TRACE: Capability-Targeted Agentic Training
Summary: arXiv:2604.05336v1 Announce Type: new
Abstract: Large Language Models (LLMs) deployed in agentic environments must exercise multiple capabilities across different task instances. A capability is defined as performing one or more actions in a trajectory that are essential for successfully solving a subset of tasks in the environment. Many existing approaches either rely on synthetic training data that does not target the model’s actual capability deficits in the target environment or train directly on the target environment, requiring the model to implicitly learn the capabilities across tasks.
Introduction to TRACE
We introduce TRACE (Turning Recurrent Agent failures into Capability-targeted training Environments), an end-to-end system designed for environment-specific agent self-improvement. TRACE effectively contrasts successful and failed trajectories to automatically identify lacking capabilities.
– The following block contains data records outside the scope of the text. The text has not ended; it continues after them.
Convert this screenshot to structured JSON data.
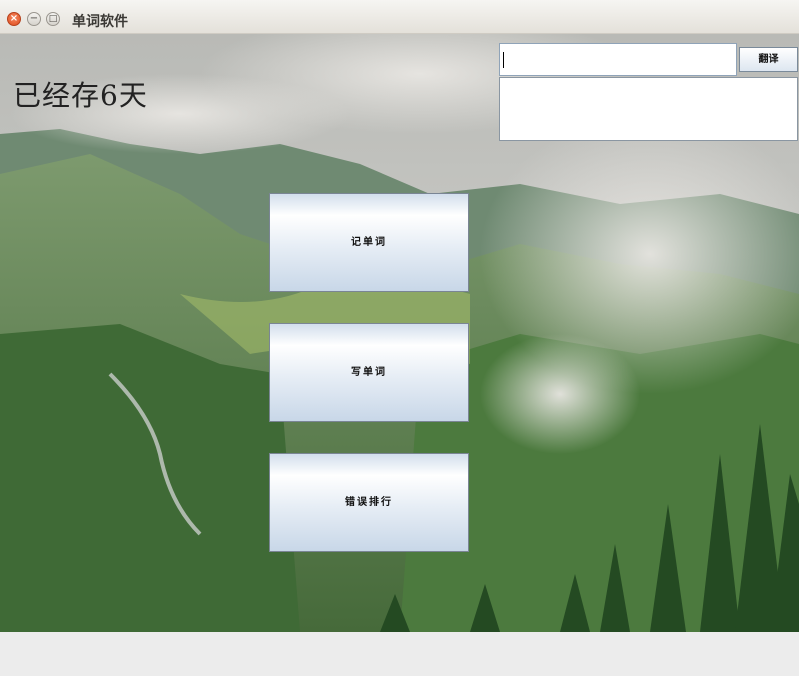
{
  "window": {
    "title": "单词软件",
    "close_symbol": "×",
    "minimize_symbol": "−",
    "maximize_symbol": "□"
  },
  "days_label": "已经存6天",
  "translate": {
    "input_value": "",
    "button_label": "翻译",
    "output_text": ""
  },
  "menu": {
    "memorize_label": "记单词",
    "write_label": "写单词",
    "mistakes_label": "错误排行"
  },
  "colors": {
    "button_gradient_top": "#ffffff",
    "button_gradient_bottom": "#c8d7e8",
    "close_button": "#df4b1c"
  },
  "icons": [
    "close-icon",
    "minimize-icon",
    "maximize-icon"
  ]
}
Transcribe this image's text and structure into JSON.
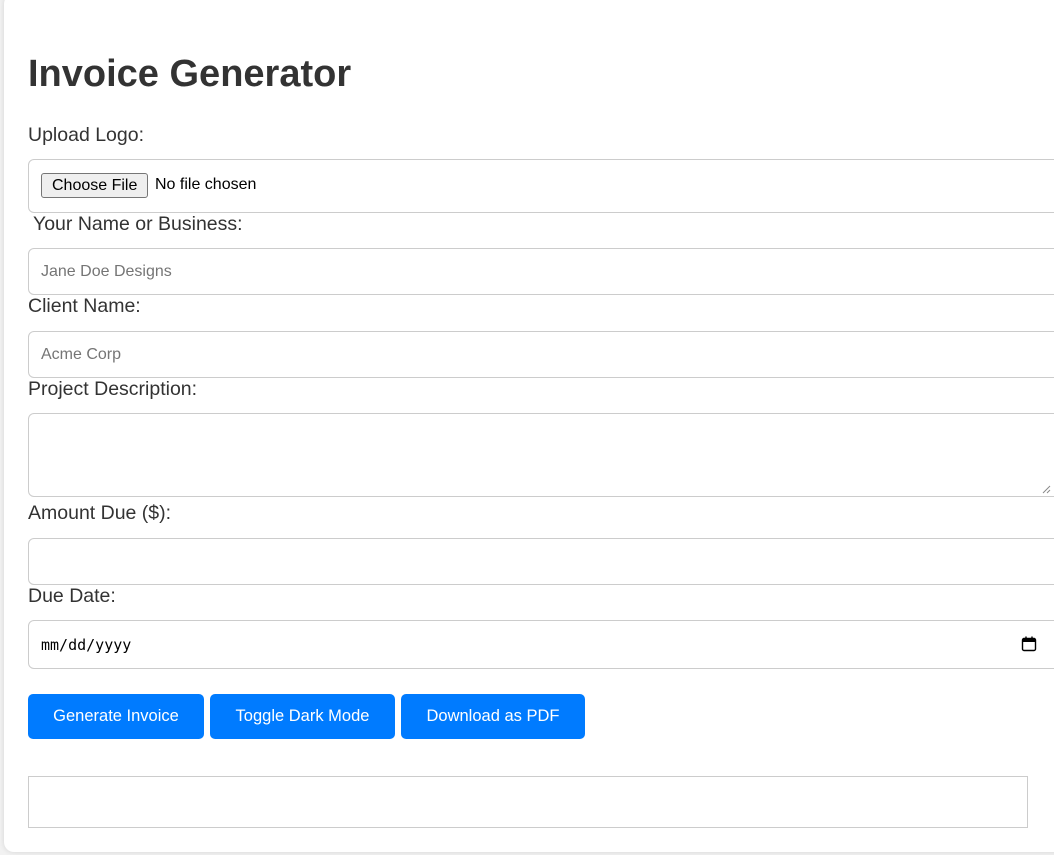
{
  "page": {
    "title": "Invoice Generator"
  },
  "form": {
    "logo": {
      "label": "Upload Logo:",
      "button_label": "Choose File",
      "status": "No file chosen"
    },
    "business_name": {
      "label": "Your Name or Business:",
      "placeholder": "Jane Doe Designs",
      "value": ""
    },
    "client_name": {
      "label": "Client Name:",
      "placeholder": "Acme Corp",
      "value": ""
    },
    "project_description": {
      "label": "Project Description:",
      "value": ""
    },
    "amount_due": {
      "label": "Amount Due ($):",
      "value": ""
    },
    "due_date": {
      "label": "Due Date:",
      "value_placeholder": "mm/dd/yyyy",
      "icon": "calendar-icon"
    }
  },
  "actions": {
    "generate_label": "Generate Invoice",
    "dark_mode_label": "Toggle Dark Mode",
    "pdf_label": "Download as PDF"
  },
  "colors": {
    "accent": "#007bff",
    "text": "#333333",
    "border": "#cccccc"
  }
}
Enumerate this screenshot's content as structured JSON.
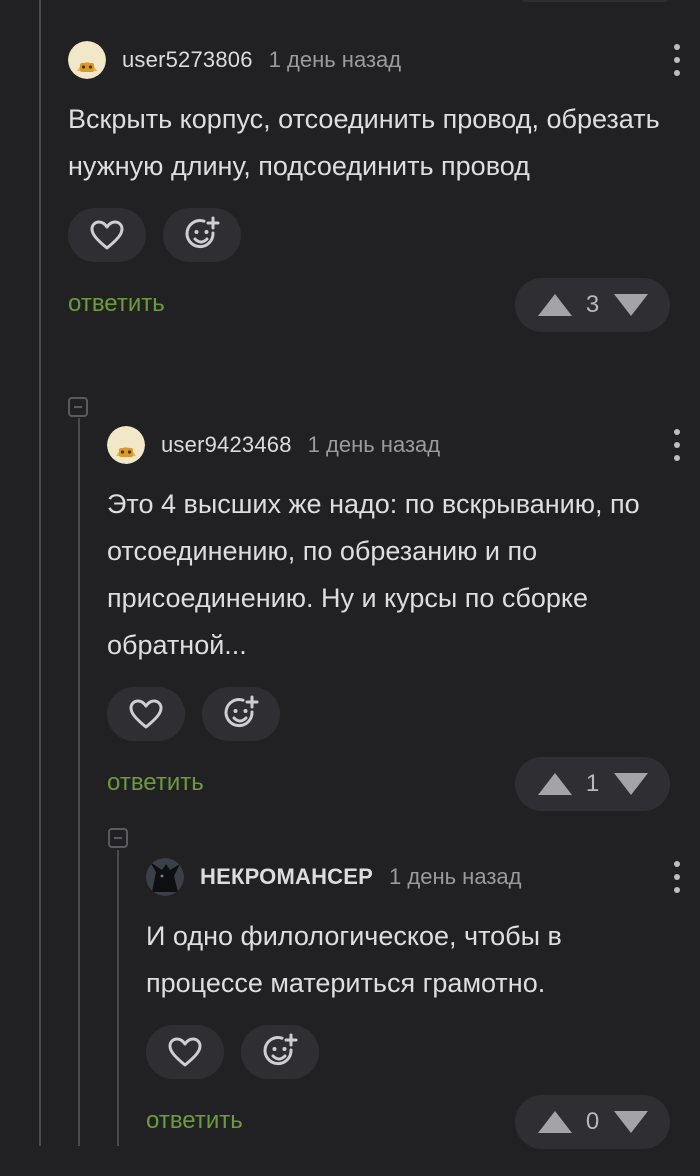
{
  "comments": [
    {
      "username": "user5273806",
      "time": "1 день назад",
      "text": "Вскрыть корпус, отсоединить провод, обрезать нужную длину, подсоединить провод",
      "reply_label": "ответить",
      "rating": "3",
      "avatar": "default-avatar-icon"
    },
    {
      "username": "user9423468",
      "time": "1 день назад",
      "text": "Это 4 высших же надо: по вскрыванию, по отсоединению, по обрезанию и по присоединению. Ну и курсы по сборке обратной...",
      "reply_label": "ответить",
      "rating": "1",
      "avatar": "default-avatar-icon"
    },
    {
      "username": "НЕКРОМАНСЕР",
      "time": "1 день назад",
      "text": "И одно филологическое, чтобы в процессе материться грамотно.",
      "reply_label": "ответить",
      "rating": "0",
      "avatar": "dark-creature-avatar"
    }
  ],
  "colors": {
    "background": "#212124",
    "button_bg": "#2f2f33",
    "reply_green": "#6c9b3d",
    "thread_line": "#4a4a4f"
  }
}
This innovative approach synthesizes a targeted training environment for each identified capability, rewarding the model when it exercises the relevant capability during training.
Methodology
TRACE employs a systematic process to enhance the learning capabilities of LLMs in agentic environments:
- Trajectory Analysis: The system analyzes both successful and failed trajectories to pinpoint specific capabilities that need improvement.
- Targeted Environment Synthesis: For each identified capability deficit, TRACE synthesizes a training environment that focuses on that capability.
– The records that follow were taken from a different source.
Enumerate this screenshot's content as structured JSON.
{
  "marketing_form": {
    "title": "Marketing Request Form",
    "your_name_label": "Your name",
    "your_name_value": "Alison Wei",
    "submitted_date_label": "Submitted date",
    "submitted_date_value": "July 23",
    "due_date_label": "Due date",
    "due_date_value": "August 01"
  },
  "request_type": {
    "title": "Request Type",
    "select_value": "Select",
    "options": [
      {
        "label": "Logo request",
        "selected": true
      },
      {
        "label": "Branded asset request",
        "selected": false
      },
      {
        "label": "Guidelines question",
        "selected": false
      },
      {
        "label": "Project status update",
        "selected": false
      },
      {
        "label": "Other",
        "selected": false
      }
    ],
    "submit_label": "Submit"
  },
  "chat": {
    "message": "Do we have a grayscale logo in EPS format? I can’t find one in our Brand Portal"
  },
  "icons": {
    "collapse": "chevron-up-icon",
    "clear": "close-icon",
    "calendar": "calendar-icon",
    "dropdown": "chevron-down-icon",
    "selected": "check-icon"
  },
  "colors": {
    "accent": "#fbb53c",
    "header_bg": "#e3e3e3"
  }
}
- Reinforcement Learning Training: A LoRA (Low-Rank Adaptation) adapter is trained via reinforcement learning on each synthetic environment, ensuring that the model can adapt swiftly to the relevant capabilities.
- Inference Routing: During inference, TRACE routes to the appropriate LoRA adapter based on the task at hand, allowing for dynamic capability deployment.
Empirical Results
Empirical evaluations demonstrate that TRACE generalizes effectively across various environments. The system shows substantial improvements over the base agent performance, achieving:
- A +14.1 point increase on the $\tau^2$-bench in customer service tasks.
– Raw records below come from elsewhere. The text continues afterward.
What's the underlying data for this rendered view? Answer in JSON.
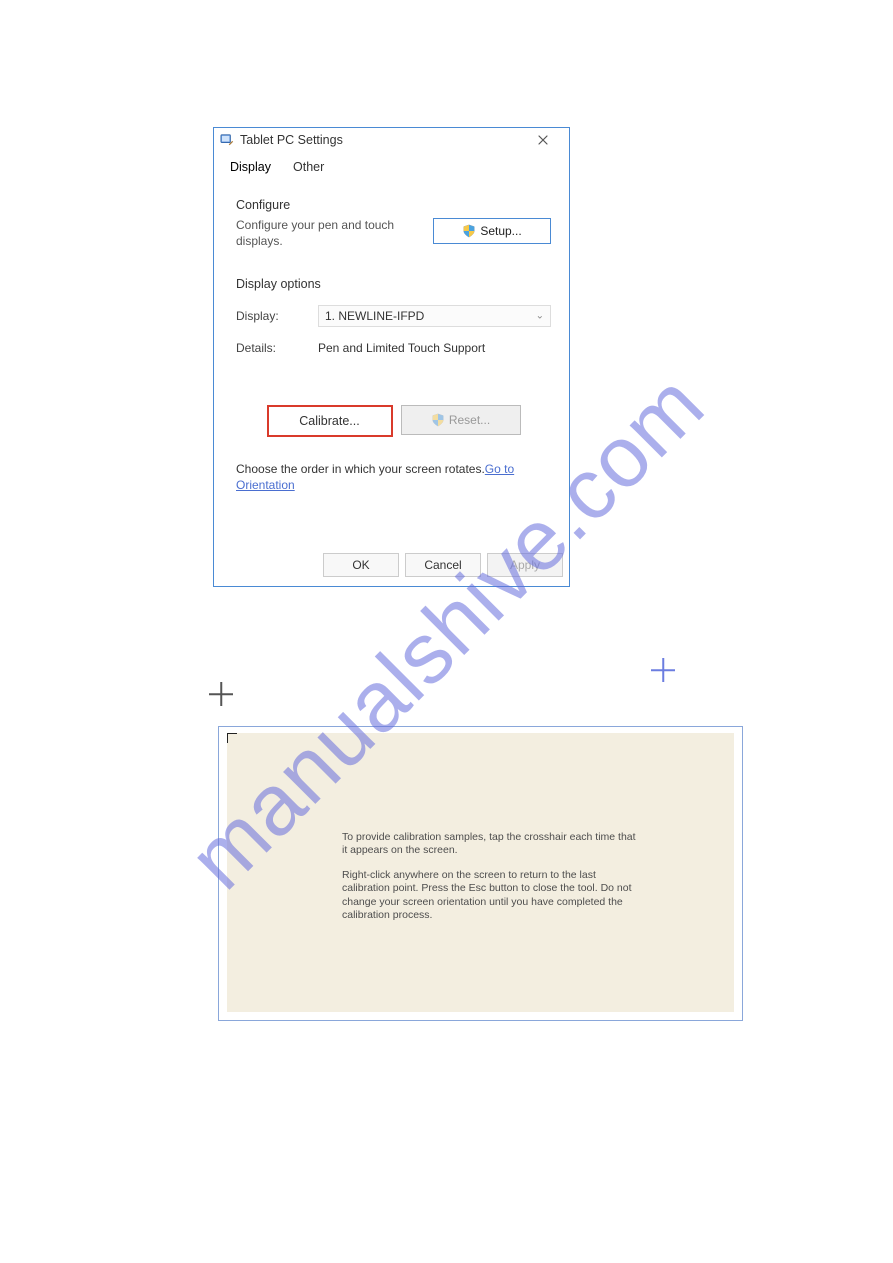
{
  "dialog": {
    "title": "Tablet PC Settings",
    "tabs": {
      "display": "Display",
      "other": "Other"
    },
    "configure": {
      "heading": "Configure",
      "desc": "Configure your pen and touch displays.",
      "setup_label": "Setup..."
    },
    "display_options": {
      "heading": "Display options",
      "display_label": "Display:",
      "display_value": "1. NEWLINE-IFPD",
      "details_label": "Details:",
      "details_value": "Pen and Limited Touch Support"
    },
    "buttons": {
      "calibrate": "Calibrate...",
      "reset": "Reset..."
    },
    "rotate_text": "Choose the order in which your screen rotates.",
    "rotate_link": "Go to Orientation",
    "footer": {
      "ok": "OK",
      "cancel": "Cancel",
      "apply": "Apply"
    }
  },
  "calibration_screen": {
    "p1": "To provide calibration samples, tap the crosshair each time that it appears on the screen.",
    "p2": "Right-click anywhere on the screen to return to the last calibration point. Press the Esc button to close the tool. Do not change your screen orientation until you have completed the calibration process."
  },
  "watermark": "manualshive.com"
}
- A +7 perfect score improvement on ToolSandbox, which focuses on tool use.
Additionally, TRACE outperformed the strongest baseline models by +7.4 points on $\tau^2$-bench and +4 perfect scores on ToolSandbox, showcasing its superior capability-targeted training approach.
Efficiency and Scalability
Beyond performance improvements, TRACE demonstrates enhanced efficiency in scaling compared to baseline methods. When subjected to the same number of rollouts, TRACE consistently outperforms other models, including GRPO and GEPA, by +9.2 and +7.4 points on the $\tau^2$-bench, respectively. This aspect of TRACE indicates not only the effectiveness of its training strategy but also its potential for application in resource-constrained environments.
Conclusion
TRACE represents a significant advancement in capability-targeted training for LLMs in agentic environments. By focusing on specific capabilities and utilizing tailored training environments, TRACE not only improves performance but also enhances the efficiency of the training process. As AI continues to evolve, systems like TRACE will be crucial for developing more capable and adaptive agents.